Um meine Übergangszeit in Cali sinnvoll zu nutzen, mache ich nun einen Spanischkurs. Am Wochenende habe ich Zeit, die Stadt zu erkunden. So fuhr ich eines Abends mit der Seilbahn aus der Stadt auf einen Hügel, um einen Blick auf Cali zu bekommen. Begleitet wurde ich dabei von Edgar, einem Freund von Padre Gersaín mit dem ich mich sehr gut verstehe. Vor Kurzem wurde der Botanische Garten Cali eröffnet und lud zu einem Sonntagsausflug ein.

Selfie mit meinem Freund Edgar in der Seilbahn von Cali.
Nach einer nächtlichen Wanderung stärkten wir uns mit Empanadas.
Blick auf einen Teil Calis von der höchsten Seilbahnstation.

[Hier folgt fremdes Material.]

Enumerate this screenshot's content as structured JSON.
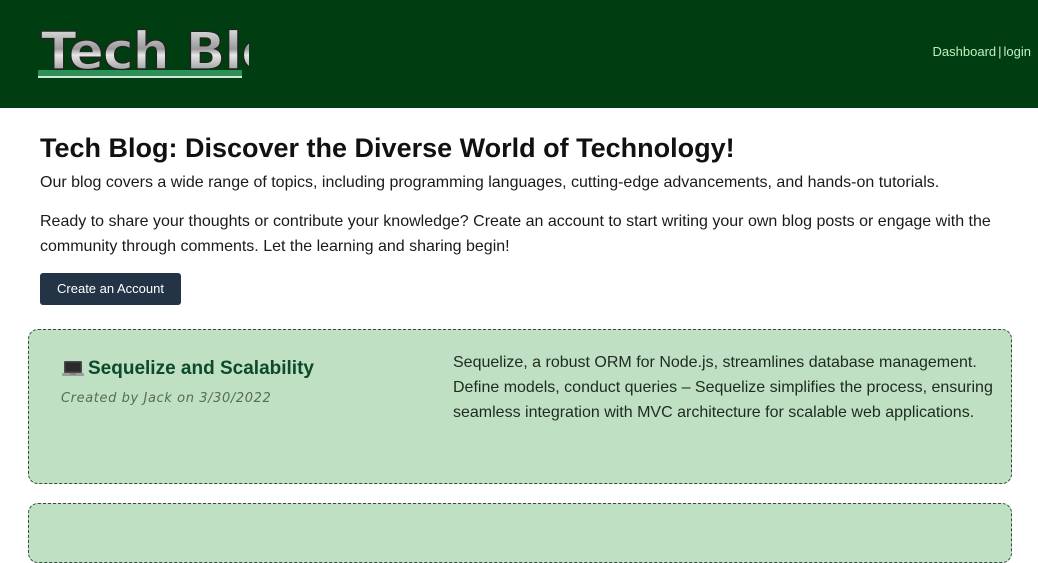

Blick vom Aussichtsturm auf den neuen Botanischen Garten von Cali. Im Hintergrund kann man die ersten Hochhäuser der Stadt erkennen.
Der Aussichtsturm im Botanischen Garten von Cali.

Es bleibt zu hoffen, dass sich die Lage vor Ort beruhigt und ich meinen Freiwilligendienst wie geplant fortsetzen kann. In Zukunft werde ich dann hoffentlich mehr von meiner Arbeit im Projekt erzählen können. Ich freue mich darauf, dieses Land weiter erkunden zu dürfen und auf viele herzliche Menschen zu treffen. Und natürlich darauf, den Kindern im Projekt eine Freude machen zu können.